Risk Factors for Multidrug-Resistant Organisms Among Deceased Organ Donors

Judith A. Anesi; Emily A. Blumberg; Jennifer H. Han; Dong H. Lee; Heather Clauss; Antonette Climaco; Richard Hasz; Esther Molnar; Darcy Alimenti; Sharon West; Warren B. Bilker; Pam Tolomeo; Ebbing Lautenbach; for the CDC Prevention Epicenters Program


American Journal of Transplantation. 2019;19(9):2468-2478. 

In This Article

Abstract and Introduction


Donor infection or colonization with a multidrug-resistant organism (MDRO) affects organ utilization and recipient antibiotic management. Approaches to identifying donors at risk of carrying MDROs are unknown. We sought to determine the risk factors for MDROs among transplant donors. A multicenter retrospective cohort study was conducted at four transplant centers between 2015 and 2016. All deceased donors who donated at least one organ were included. Cultures obtained during the donor's terminal hospitalization and organ procurement were evaluated. The primary outcome was isolation of an MDRO on culture. Multivariable Cox regression was used to determine risk factors associated with time to donor MDRO. Of 440 total donors, 64 (15%) donors grew an MDRO on culture. Predictors of an MDRO on donor culture included hepatitis C viremia (hazard ratio [HR] 4.09, 95% confidence interval [CI] 1.71-9.78, P = .002), need for dialysis (HR 4.59, 95% CI 1.09-19.21, P = .037), prior hematopoietic cell transplant (HR 7.57, 95% CI 1.03-55.75, P = .047), and exposure to antibiotics with a narrow gram-negative spectrum (HR 1.13, 95% CI 1.00-1.27, P = .045). This is the first study to determine risk factors for MDROs among deceased donors and will be important for risk stratifying potential donors and informing transplant recipient prophylaxis.


One of the most significant issues facing solid organ transplantation (SOT) is the limited supply of organ donors. Deceased donors with positive bacterial cultures have been utilized inconsistently in the past due to prior reports of SOT donors transmitting bacteria to their organ recipients via the allograft, causing donor-derived bacterial infections (DDBIs).[1–4] DDBIs have been linked to poor outcomes including vascular anastomosis dehiscence, overwhelming infection, and death.[1–4]

One area of particular concern is the organ donor who carries a multidrug-resistant organism (MDRO), because a DDBI due to an MDRO may be more difficult to treat in the recipient. Indeed, there are several case series describing transmission of MDROs from donors to recipients with poor attendant outcomes.[5] Because of this, the current national transplant guidelines recommend exercising caution when considering the use of organs that may carry an MDRO.[6,7] Importantly, however, donor cultures are not uniformly finalized prior to donor evaluation, so the presence of an MDRO on donor culture may be discovered after the decision about organ use has been made.

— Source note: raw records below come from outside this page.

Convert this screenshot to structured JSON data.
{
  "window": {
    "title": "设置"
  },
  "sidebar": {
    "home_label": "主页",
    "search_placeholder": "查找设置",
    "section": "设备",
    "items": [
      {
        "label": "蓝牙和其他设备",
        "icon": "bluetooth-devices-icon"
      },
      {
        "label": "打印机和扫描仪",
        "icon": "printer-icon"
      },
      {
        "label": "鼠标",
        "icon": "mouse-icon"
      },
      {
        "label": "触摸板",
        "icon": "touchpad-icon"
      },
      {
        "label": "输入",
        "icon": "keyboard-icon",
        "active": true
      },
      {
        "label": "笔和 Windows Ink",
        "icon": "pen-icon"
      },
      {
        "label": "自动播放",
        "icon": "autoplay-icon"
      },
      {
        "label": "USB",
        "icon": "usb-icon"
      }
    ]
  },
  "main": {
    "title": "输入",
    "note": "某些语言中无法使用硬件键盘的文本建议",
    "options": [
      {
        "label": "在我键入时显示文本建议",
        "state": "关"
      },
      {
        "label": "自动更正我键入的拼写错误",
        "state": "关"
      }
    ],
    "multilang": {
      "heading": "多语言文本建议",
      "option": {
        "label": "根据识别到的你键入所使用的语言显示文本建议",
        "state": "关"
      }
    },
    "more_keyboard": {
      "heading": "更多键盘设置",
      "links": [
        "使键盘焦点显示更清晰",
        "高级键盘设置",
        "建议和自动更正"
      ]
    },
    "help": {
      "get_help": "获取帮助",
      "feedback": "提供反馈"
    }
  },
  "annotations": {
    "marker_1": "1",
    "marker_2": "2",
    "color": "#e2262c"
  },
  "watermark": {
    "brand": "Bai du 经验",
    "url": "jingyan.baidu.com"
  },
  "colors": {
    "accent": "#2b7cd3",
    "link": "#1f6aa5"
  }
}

The presence of an MDRO on donor culture not only affects whether an organ is used but may also affect the perioperative antibiotic regimen administered to the recipient.[6,7] Observational studies have suggested that peri- and postoperative antibiotics for the recipient that are active against donor organisms may reduce the risk for DDBIs.[8,9] Standard perioperative prophylaxis regimens for SOT procedures do not target MDROs, however.[10,11] Thus, the ability to identify donors, prior to transplantation, who are at higher risk of carrying an MDRO would be crucial for determining the antibiotic regimen for the recipient. This would be a preferable strategy to broadening perioperative prophylaxis for all transplant recipients, because the antibiotics required to treat MDROs often confer additional toxicities and may themselves promote emergence of MDROs.

Though risk factors for MDROs in the general population have been well studied, there are no published studies to our knowledge that have determined risk factors associated with MDROs among deceased organ donors specifically. Although all deceased donors are admitted to an intensive care unit (ICU) during their terminal hospitalization (a known risk factor for MDRO colonization[12,13]), deceased organ donors are typically younger, with fewer medical comorbidities, increased rates of injection drug use (IDU), and increased rates of traumatic injuries compared to the general population receiving ICU care.[14,15] In addition, the clinical data available to transplant centers about the organ donor is more limited than that available to clinicians when caring for a hospitalized patient directly.[14] Thus, there is a pressing need to determine the donor factors that are (1) associated with MDROs and (2) can be determined by transplant centers at the time of donor evaluation, so that donors can be risk stratified prior to organ procurement. In this study, we sought to identify risk factors associated with MDROs among deceased SOT donors.